KİŞİLİK BOZUKLUKLARI
Tanım Kişilik bozuklukları; kişinin kendi kültürüne göre, beklenenden önemli ölçüde sapmalar gösteren, süreklilik arz eden bir iç yaşantılar ve davranışlar örüntüsüdür. Ergenlik ya da genç erişkinlik yıllarında başlar, zamanla kalıcı olur ve sıkıntıya ya da işlevsellikte bozulmaya yol açar. Herkeste çeşitli biçimlerde görülebilecek kişilik özelliklerinin, kişilik bozukluğu olarak değerlendirilebilmesi için, bunların esneklikten yoksun ve uyum bozucu olması, işlevsellikte belirgin bir bozulmaya ya da kişisel sıkıntıya neden olması gerekmektedir.1 Değişmeyen bu tutum ve davranış kalıpları şu alanlarda kendini gösterir: Düşünce farklılıklarında (kişinin kendisini, başkalarını ve olayları yorumlama biçiminde), Duygulanım farklılıklarında (duygusal tepkilerin görülme aralığı, yoğunluğu, değişkenliği ve uygunluğu), İnsanlar arası ilişkilerde yaşanan zorluklarda, İtkilerini kontrol etmekte yaşanan zorluklarda.1
Kişilik Bozukluğu Türleri DSM, kişilik bozukluklarını üç ana grupta sınıflandırmıştır. Bunlardan A ve B kümeleri daha çok sınırda kişilik örgütlenmesi gösterirken, C kümesi daha çok nevrotik örgütlenme gösteren bireyleri içerir.
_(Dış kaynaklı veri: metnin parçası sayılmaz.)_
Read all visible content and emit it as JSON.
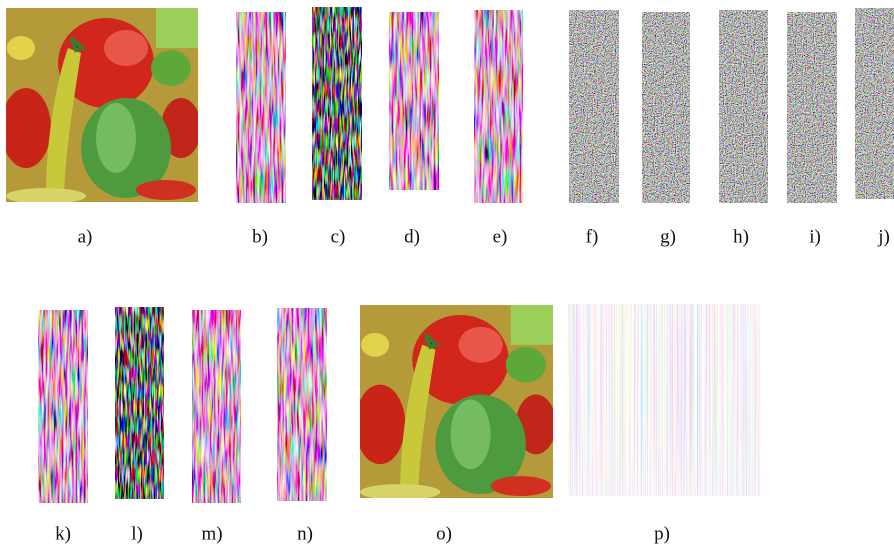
{
  "labels": [
    "a)",
    "b)",
    "c)",
    "d)",
    "e)",
    "f)",
    "g)",
    "h)",
    "i)",
    "j)",
    "k)",
    "l)",
    "m)",
    "n)",
    "o)",
    "p)"
  ]
}
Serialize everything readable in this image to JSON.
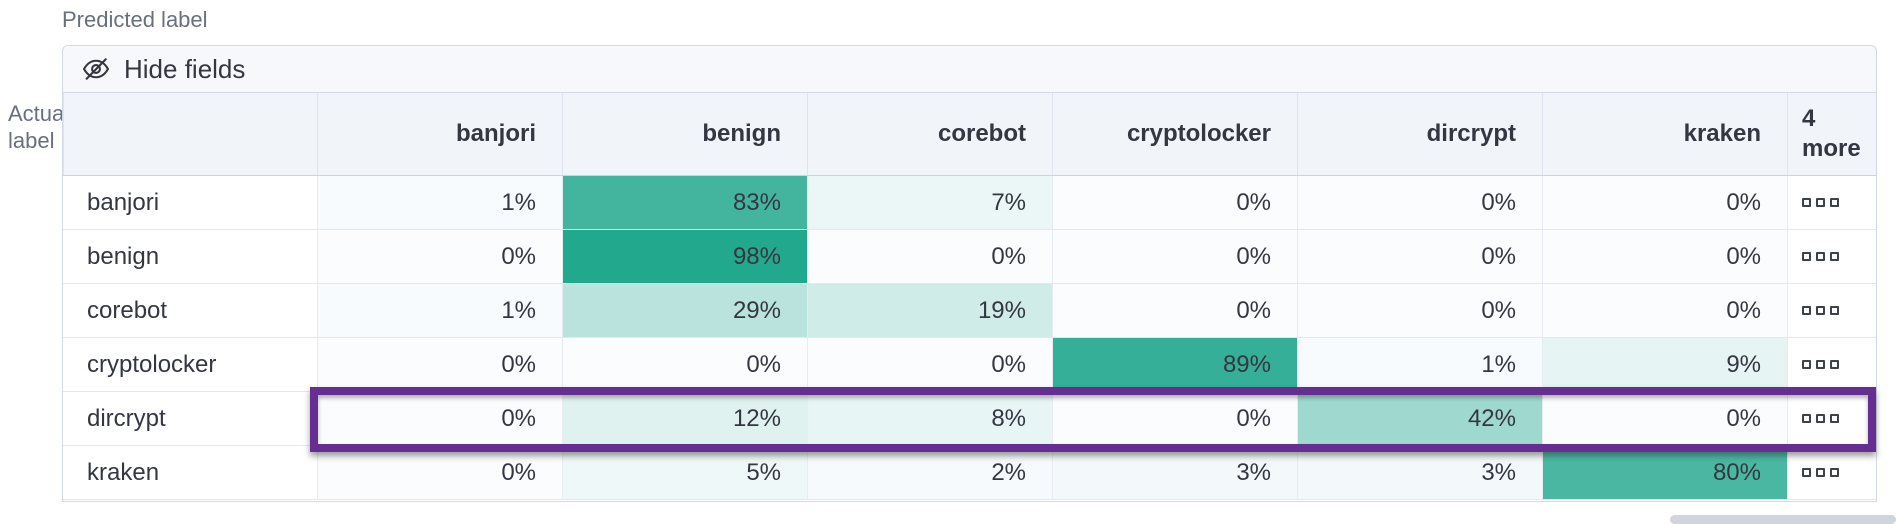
{
  "axis": {
    "predicted_label": "Predicted label",
    "actual_label": "Actual label"
  },
  "toolbar": {
    "hide_fields_label": "Hide fields",
    "icon": "eye-closed-icon"
  },
  "overflow": {
    "header_label": "4 more",
    "cell_icon": "boxes-horizontal-icon"
  },
  "chart_data": {
    "type": "heatmap",
    "subtype": "confusion-matrix",
    "title": "",
    "xlabel": "Predicted label",
    "ylabel": "Actual label",
    "value_suffix": "%",
    "value_range": [
      0,
      100
    ],
    "columns": [
      "banjori",
      "benign",
      "corebot",
      "cryptolocker",
      "dircrypt",
      "kraken"
    ],
    "overflow_column_label": "4 more",
    "rows": [
      {
        "label": "banjori",
        "values": [
          1,
          83,
          7,
          0,
          0,
          0
        ],
        "highlighted": false
      },
      {
        "label": "benign",
        "values": [
          0,
          98,
          0,
          0,
          0,
          0
        ],
        "highlighted": false
      },
      {
        "label": "corebot",
        "values": [
          1,
          29,
          19,
          0,
          0,
          0
        ],
        "highlighted": false
      },
      {
        "label": "cryptolocker",
        "values": [
          0,
          0,
          0,
          89,
          1,
          9
        ],
        "highlighted": false
      },
      {
        "label": "dircrypt",
        "values": [
          0,
          12,
          8,
          0,
          42,
          0
        ],
        "highlighted": true
      },
      {
        "label": "kraken",
        "values": [
          0,
          5,
          2,
          3,
          3,
          80
        ],
        "highlighted": false
      }
    ],
    "colors": {
      "scale_min": "#fafcfe",
      "scale_max": "#1ea68b",
      "highlight_border": "#662e91",
      "header_bg": "#f1f4f9",
      "toolbar_bg": "#f7f8fc",
      "grid_border": "#d3dae6",
      "text": "#343741"
    }
  }
}
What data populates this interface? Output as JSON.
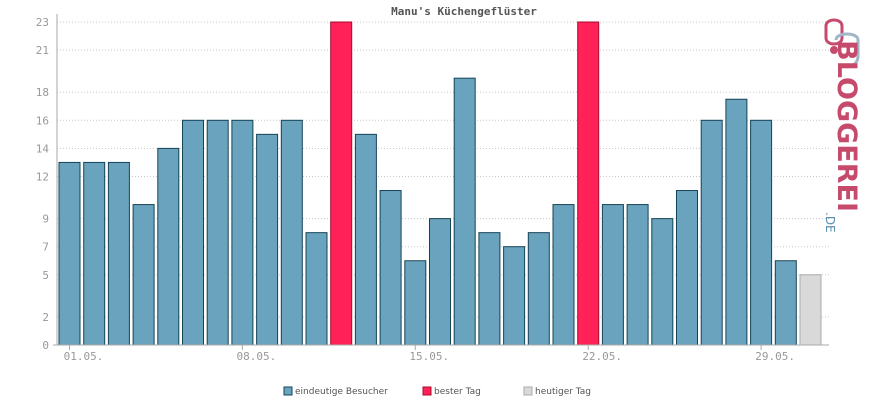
{
  "chart_data": {
    "type": "bar",
    "title": "Manu's Küchengeflüster",
    "xlabel": "",
    "ylabel": "",
    "ylim": [
      0,
      23
    ],
    "yticks": [
      0,
      2,
      5,
      7,
      9,
      12,
      14,
      16,
      18,
      21,
      23
    ],
    "x_tick_labels": [
      {
        "label": "01.05.",
        "index": 0
      },
      {
        "label": "08.05.",
        "index": 7
      },
      {
        "label": "15.05.",
        "index": 14
      },
      {
        "label": "22.05.",
        "index": 21
      },
      {
        "label": "29.05.",
        "index": 28
      }
    ],
    "categories": [
      "01.05.",
      "02.05.",
      "03.05.",
      "04.05.",
      "05.05.",
      "06.05.",
      "07.05.",
      "08.05.",
      "09.05.",
      "10.05.",
      "11.05.",
      "12.05.",
      "13.05.",
      "14.05.",
      "15.05.",
      "16.05.",
      "17.05.",
      "18.05.",
      "19.05.",
      "20.05.",
      "21.05.",
      "22.05.",
      "23.05.",
      "24.05.",
      "25.05.",
      "26.05.",
      "27.05.",
      "28.05.",
      "29.05.",
      "30.05.",
      "31.05."
    ],
    "values": [
      13,
      13,
      13,
      10,
      14,
      16,
      16,
      16,
      15,
      16,
      8,
      23,
      15,
      11,
      6,
      9,
      19,
      8,
      7,
      8,
      10,
      23,
      10,
      10,
      9,
      11,
      16,
      17.5,
      16,
      6,
      5
    ],
    "bar_kinds": [
      "normal",
      "normal",
      "normal",
      "normal",
      "normal",
      "normal",
      "normal",
      "normal",
      "normal",
      "normal",
      "normal",
      "best",
      "normal",
      "normal",
      "normal",
      "normal",
      "normal",
      "normal",
      "normal",
      "normal",
      "normal",
      "best",
      "normal",
      "normal",
      "normal",
      "normal",
      "normal",
      "normal",
      "normal",
      "normal",
      "today"
    ],
    "grid": true,
    "legend_position": "bottom-center",
    "legend": [
      {
        "key": "normal",
        "label": "eindeutige Besucher",
        "color": "#6aa3bd"
      },
      {
        "key": "best",
        "label": "bester Tag",
        "color": "#ff2157"
      },
      {
        "key": "today",
        "label": "heutiger Tag",
        "color": "#d9d9d9"
      }
    ],
    "colors": {
      "normal": "#6aa3bd",
      "normal_stroke": "#154457",
      "best": "#ff2157",
      "best_stroke": "#aa0b2f",
      "today": "#d9d9d9",
      "today_stroke": "#aaaaaa"
    }
  },
  "logo": {
    "text": "BLOGGEREI",
    "suffix": ".DE",
    "color": "#c64a6c",
    "suffix_color": "#5a8fb0"
  }
}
A Kümesi Kişilik Bozuklukları Paranoid kişilik bozukluğu Temel özelliği, başkalarının davranışlarını kötü niyetli olarak yorumlayıp, sürekli bir güvensizlik ve kuşkuculuk içinde olmalarıdır. Prevalansının; genel toplumda %0,5- 2,5 arasında, yataklı psikiyatri kurumlarında % 10-30 arasında ve ayaktan psikiyatrik tedavi kurumlarında % 2-10 arasında olduğu bildirilmiştir. Yeterli bir temele dayanmaksızın, başkalarının kendilerini sömürdüğünden, aldattığından ya da kendilerine zarar verdiğinden kuşkulanırlar. Dostlarının ya da iş arkadaşlarının kendisine olan bağlılığı ve güvenirliliği üzerine yersiz kuşkuları vardır. Sıradan sözlerden ya da olaylardan aşağılandıkları ya da gözdağı verildiği biçiminde anlamlar çıkarırlar. Sürekli kin beslerler, onur kırıcı davranışları, haksızlıkları ya da görmezlikten gelinmeyi bağışlamazlar.
Şizoid kişilik bozukluğu Temel özelliği, sosyal ilişkilere, yakınlık kurmaya isteksiz olma ve duygulanım kısıtlılığıdır. Asosyaldirler. Görülme sıklığı ile ilgili araştırmalar yeterli bir kanaat oluşturmaktan uzaktır. Çünkü, saha araştırmalarına katılmak istemeyecekleri gibi klinik başvuruları da çok azdır.